You will find the following files:

  • The Trinity assembly (after filtering low-abundance contigs & non-coding RNA): results/mRNA/abundance_filtered/Trinity_contigs_ncrna_filtered.fasta
  • The abundance table (after filtering low-abundance contigs): results/mRNA/abundance_filtered/mapped_reads_to_contigs.tsv.

Functional and taxonomic annotation of the mRNA contigs

Finally, we use Diamond and the AnnoTree database to annotate the mRNA contigs.

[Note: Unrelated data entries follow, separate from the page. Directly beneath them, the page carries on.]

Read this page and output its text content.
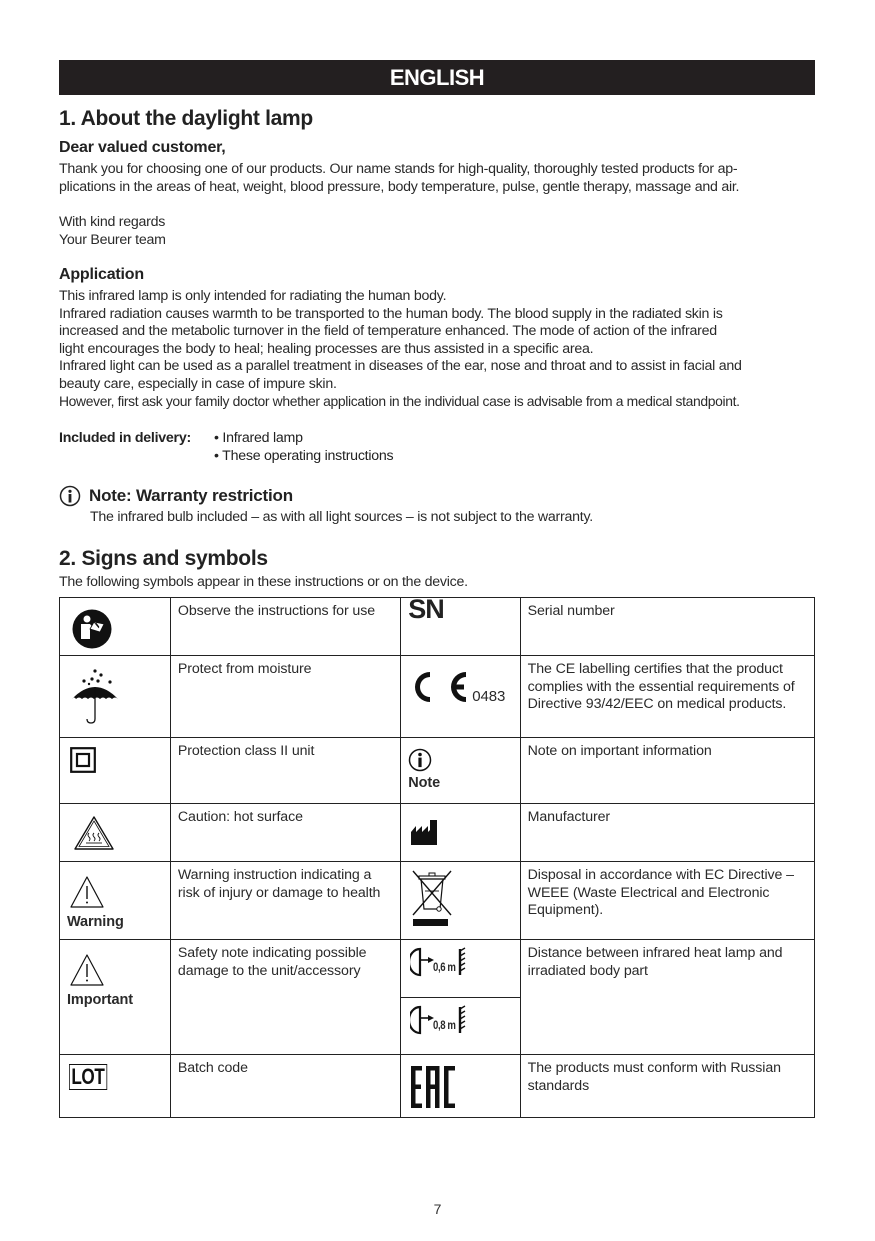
ENGLISH
1. About the daylight lamp
Dear valued customer,
Thank you for choosing one of our products. Our name stands for high-quality, thoroughly tested products for ap-
plications in the areas of heat, weight, blood pressure, body temperature, pulse, gentle therapy, massage and air.
With kind regards
Your Beurer team
Application
This infrared lamp is only intended for radiating the human body.
Infrared radiation causes warmth to be transported to the human body. The blood supply in the radiated skin is
increased and the metabolic turnover in the field of temperature enhanced. The mode of action of the infrared
light encourages the body to heal; healing processes are thus assisted in a specific area.
Infrared light can be used as a parallel treatment in diseases of the ear, nose and throat and to assist in facial and
beauty care, especially in case of impure skin.
However, first ask your family doctor whether application in the individual case is advisable from a medical standpoint.
Included in delivery:	• Infrared lamp
• These operating instructions
Note: Warranty restriction
The infrared bulb included – as with all light sources – is not subject to the warranty.
2. Signs and symbols
The following symbols appear in these instructions or on the device.
	Observe the instructions for use	SN	Serial number

	Protect from moisture	0483	The CE labelling certifies that the product complies with the essential requirements of Directive 93/42/EEC on medical products.

	Protection class II unit	Note	Note on important information

	Caution: hot surface		Manufacturer

Warning	Warning instruction indicating a risk of injury or damage to health		Disposal in accordance with EC Directive – WEEE (Waste Electrical and Electronic Equipment).

Important	Safety note indicating possible damage to the unit/accessory	0,6 m	Distance between infrared heat lamp and irradiated body part

		0,8 m	

LOT	Batch code		The products must conform with Russian standards
7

  1. We assign taxonomic annotation to the mRNA contigs using the Lowest Common Ancestor (LCA) algorithm (of course, only when the reference protein has a taxonomic annotation).
  2. We assign functional annotation to the mRNA contigs by using the best hit of the reference protein.

You will find the following files:

  • The Diamond output in tabular format: results/mRNA/diamond/annotree.tsv.
  • The notebook with the post-processing of the Diamond output: notebooks/annotree.ipynb. Notice that although snakemake ran the notebook with default parameters, you should re-rerun it interactively and change the parameters to your needs.
  • The annotated file with Brite, KEGG, INTERPRO2GO and taxonomic annotation: results/mRNA/diamond/annotree_ann.tsv.